Zocord · Simvastatin Krka
Das Statin, das die Evidenz für die Sekundärprävention aufgebaut hat, das aber heute meist hinter Atorvastatin und Rosuvastatin zurücksteht. Die Dosierung ist nach oben durch das Myopathierisiko begrenzt — 80 mg wird nicht mehr empfohlen — und die kurze Halbwertszeit erzwingt eine abendliche Einnahme.
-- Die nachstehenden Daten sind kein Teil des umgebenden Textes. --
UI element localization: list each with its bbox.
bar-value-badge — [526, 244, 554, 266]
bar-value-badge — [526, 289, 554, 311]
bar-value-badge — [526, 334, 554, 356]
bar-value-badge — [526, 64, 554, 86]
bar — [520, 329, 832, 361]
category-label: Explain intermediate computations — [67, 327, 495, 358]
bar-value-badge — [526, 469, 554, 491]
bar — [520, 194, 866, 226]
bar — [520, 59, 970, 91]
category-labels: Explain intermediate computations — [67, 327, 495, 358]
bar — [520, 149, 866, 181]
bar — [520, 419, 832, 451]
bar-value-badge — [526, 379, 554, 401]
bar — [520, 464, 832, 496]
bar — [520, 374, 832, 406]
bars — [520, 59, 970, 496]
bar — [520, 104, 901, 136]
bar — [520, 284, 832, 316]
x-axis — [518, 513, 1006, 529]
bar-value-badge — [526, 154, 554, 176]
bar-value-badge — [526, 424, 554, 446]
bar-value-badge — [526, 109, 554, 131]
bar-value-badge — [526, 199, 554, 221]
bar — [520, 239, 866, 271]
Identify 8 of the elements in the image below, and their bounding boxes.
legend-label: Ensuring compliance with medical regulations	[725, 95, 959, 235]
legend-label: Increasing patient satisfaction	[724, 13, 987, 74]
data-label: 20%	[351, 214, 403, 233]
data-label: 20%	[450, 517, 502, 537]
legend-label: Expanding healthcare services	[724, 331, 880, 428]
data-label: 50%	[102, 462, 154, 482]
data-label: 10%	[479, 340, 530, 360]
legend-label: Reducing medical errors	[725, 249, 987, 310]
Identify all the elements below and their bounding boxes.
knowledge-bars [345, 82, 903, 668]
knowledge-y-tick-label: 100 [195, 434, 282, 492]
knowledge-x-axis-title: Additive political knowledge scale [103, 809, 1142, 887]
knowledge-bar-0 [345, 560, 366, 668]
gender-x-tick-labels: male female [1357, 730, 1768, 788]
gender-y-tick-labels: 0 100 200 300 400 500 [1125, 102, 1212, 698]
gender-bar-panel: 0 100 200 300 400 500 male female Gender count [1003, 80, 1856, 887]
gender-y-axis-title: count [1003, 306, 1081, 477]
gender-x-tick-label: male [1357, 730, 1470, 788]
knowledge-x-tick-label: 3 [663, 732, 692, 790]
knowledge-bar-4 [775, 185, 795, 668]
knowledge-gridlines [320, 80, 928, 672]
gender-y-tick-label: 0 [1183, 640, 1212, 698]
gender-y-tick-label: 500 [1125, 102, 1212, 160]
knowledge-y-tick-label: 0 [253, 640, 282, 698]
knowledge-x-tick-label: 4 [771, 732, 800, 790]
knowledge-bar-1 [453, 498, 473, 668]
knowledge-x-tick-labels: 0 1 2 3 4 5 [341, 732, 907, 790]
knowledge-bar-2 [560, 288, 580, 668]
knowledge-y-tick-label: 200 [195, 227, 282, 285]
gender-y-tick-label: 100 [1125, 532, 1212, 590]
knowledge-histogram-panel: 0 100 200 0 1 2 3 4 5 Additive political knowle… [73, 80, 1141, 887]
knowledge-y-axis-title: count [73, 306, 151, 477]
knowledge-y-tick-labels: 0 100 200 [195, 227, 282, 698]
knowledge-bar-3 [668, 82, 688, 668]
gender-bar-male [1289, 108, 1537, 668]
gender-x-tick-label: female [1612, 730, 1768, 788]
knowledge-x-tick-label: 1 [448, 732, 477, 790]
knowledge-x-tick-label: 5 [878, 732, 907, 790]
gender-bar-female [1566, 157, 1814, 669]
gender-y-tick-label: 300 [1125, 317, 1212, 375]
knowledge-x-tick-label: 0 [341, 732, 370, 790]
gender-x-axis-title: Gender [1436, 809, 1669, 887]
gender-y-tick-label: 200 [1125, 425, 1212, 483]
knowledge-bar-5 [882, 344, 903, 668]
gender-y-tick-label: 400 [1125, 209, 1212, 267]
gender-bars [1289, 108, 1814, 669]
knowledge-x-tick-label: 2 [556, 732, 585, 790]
Es ist zudem CYP3A4-abhängiger als Atorvastatin, was es bei multimedizierten Patienten problematisch macht.
Das Myopathierisiko ist dosisabhängig und steigt steil bei 80 mg, das daher nicht mehr als Erhaltungsdosis empfohlen wird. Kombination mit starken CYP3A4-Hemmern, Gemfibrozil oder Ciclosporin kann Rhabdomyolyse mit Nierenversagen auslösen.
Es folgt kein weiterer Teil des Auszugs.